Can you clarify what is working and what isn't, with reproducer steps for a fresh system for the not working scenario?
Oh has the cause not been found yet? I guess I should rebuild my LXD storage then since that seems to be a workaround. Not being able to create new containers for many months now has been a bit annoying.
The cause was (considered) fixed in https://github.com/lxc/lxd/pull/11252
But its not clear whether its fully resolved or in what situations it is still broken.
It has been caused by an upstream change to BTRFS tooling, and LXD has had to update its parsing of the command output to accommodate both old and new versions of the BTRFS tooling.
I understand!
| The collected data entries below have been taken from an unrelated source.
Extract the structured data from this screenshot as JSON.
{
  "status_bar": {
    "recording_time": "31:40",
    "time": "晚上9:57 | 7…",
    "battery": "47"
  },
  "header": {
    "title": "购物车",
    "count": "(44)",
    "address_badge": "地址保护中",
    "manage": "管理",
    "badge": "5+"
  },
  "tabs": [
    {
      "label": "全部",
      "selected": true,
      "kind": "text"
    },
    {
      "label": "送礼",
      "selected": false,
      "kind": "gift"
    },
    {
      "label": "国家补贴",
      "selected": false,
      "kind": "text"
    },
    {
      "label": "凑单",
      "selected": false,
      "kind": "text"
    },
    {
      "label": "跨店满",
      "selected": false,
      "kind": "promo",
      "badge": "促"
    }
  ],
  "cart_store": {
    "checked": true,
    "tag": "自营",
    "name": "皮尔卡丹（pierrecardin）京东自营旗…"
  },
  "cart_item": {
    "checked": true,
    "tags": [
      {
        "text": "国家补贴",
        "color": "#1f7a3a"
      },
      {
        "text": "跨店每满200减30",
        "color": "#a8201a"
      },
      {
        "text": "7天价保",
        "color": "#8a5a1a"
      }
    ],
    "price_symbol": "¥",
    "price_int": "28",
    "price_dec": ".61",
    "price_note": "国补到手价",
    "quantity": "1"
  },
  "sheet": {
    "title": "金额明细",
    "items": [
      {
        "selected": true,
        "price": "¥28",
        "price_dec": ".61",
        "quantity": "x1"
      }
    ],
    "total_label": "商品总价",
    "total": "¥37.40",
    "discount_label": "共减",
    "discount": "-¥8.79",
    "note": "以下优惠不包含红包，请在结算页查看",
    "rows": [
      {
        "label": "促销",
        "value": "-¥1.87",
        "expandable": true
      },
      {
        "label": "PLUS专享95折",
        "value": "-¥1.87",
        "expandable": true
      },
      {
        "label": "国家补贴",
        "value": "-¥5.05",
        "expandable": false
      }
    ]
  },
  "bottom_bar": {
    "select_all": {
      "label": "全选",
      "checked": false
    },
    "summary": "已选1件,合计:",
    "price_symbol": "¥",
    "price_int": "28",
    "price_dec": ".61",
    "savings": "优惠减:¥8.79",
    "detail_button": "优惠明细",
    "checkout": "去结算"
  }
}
It's a very strange issue. I was unable to reproduce it with a fresh OS install. For now I will migrate over to using an ".img" based BTRFS backend instead of "existing path" so that I can create containers again.
Can you clarify what is working and what isn't, with reproducer steps for a fresh system for the not working scenario?
I can't reproduce the problem on new installations, but it affected all existing ones and it's completely unclear to me how it can be fixed. below I will give everything that in my opinion can be useful, if you need something else, ask me, I will add.
my home lab & test server
[werwolf@power] ~
❯ cat /etc/os-release
NAME="openSUSE Tumbleweed"
# VERSION="20230128"
ID="opensuse-tumbleweed"
ID_LIKE="opensuse suse"
VERSION_ID="20230128"
PRETTY_NAME="openSUSE Tumbleweed"
ANSI_COLOR="0;32"
CPE_NAME="cpe:/o:opensuse:tumbleweed:20230128"
BUG_REPORT_URL="https://bugs.opensuse.org"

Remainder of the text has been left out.